Casting the film’s lead was easy for the director who believed that Michael Keaton’s experiences in comedy, stage, and film invested him with the “emotional range” and everyman charm to flesh out the personality of Riggan Thomson.” Keaton initially thought that the film was making fun of his own career but signed on after he met with the director and discussed it.
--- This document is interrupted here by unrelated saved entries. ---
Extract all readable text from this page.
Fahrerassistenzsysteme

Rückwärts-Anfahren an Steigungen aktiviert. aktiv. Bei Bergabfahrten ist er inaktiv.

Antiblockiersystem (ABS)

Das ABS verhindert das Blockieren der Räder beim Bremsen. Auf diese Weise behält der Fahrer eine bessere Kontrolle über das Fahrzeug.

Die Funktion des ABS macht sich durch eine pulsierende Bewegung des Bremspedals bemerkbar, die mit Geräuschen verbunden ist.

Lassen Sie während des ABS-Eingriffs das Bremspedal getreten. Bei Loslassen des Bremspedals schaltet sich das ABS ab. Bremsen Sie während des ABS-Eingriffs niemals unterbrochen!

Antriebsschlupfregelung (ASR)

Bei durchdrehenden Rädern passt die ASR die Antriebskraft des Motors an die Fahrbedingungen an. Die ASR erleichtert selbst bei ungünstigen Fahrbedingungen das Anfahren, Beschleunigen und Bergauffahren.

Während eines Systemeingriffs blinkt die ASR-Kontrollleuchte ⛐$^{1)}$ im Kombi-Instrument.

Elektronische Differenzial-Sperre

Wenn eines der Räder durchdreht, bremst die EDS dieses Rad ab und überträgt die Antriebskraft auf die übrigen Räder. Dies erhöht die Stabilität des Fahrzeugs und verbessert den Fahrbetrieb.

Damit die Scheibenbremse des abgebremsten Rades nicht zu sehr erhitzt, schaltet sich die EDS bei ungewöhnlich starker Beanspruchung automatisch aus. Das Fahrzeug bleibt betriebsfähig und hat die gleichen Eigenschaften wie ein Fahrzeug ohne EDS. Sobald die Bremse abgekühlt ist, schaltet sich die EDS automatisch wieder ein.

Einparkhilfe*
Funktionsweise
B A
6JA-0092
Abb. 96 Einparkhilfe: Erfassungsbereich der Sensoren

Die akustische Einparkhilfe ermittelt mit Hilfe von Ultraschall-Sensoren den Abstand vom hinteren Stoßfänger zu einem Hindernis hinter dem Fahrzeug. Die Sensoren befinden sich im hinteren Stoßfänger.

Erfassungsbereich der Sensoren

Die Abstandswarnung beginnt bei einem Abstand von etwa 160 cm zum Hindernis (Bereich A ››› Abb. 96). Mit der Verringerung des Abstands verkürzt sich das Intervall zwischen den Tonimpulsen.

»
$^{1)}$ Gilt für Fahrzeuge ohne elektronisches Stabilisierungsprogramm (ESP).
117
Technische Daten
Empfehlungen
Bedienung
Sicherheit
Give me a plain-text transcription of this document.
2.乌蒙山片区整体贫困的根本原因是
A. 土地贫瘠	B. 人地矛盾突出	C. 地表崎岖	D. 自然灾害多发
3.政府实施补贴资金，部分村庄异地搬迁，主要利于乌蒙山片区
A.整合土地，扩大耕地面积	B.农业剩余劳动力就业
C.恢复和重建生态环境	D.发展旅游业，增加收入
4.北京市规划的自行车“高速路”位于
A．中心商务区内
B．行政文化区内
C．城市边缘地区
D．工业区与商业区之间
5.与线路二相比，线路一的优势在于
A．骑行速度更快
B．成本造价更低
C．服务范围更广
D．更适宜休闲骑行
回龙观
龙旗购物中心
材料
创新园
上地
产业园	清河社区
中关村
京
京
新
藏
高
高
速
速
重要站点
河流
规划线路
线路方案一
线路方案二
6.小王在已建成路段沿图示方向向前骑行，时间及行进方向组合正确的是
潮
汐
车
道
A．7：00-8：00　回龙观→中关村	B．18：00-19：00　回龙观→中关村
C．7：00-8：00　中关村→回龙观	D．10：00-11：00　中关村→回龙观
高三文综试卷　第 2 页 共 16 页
Ed Norton is perfect as the sarcastic and narcissistic Mike Shiner. Naomi Watts is perfect as Mike Shiner’s flawed, insecure girlfriend Leslie who seeks relevance on and offstage. Actress Emma Stone is perfect as Riggan’s jaded daughter Sam who defines value as having Facebook and Twitter accounts and going viral on Youtube. Andrea Riseborough, Zach Galifianakis, and Lindsay Duncan are also great as Laura, Jake, and Tabitha, respectively.

Birdman costed $17 million to make and made $103.2 million worldwide; Gonzales’ 1st film--Amores Perros--costed $2.4 million to make and made $20.4 million worldwide, proving that you can make high quality, profitable films without breaking the bank if you start with a great script, a great crew, a great director, and a great cast.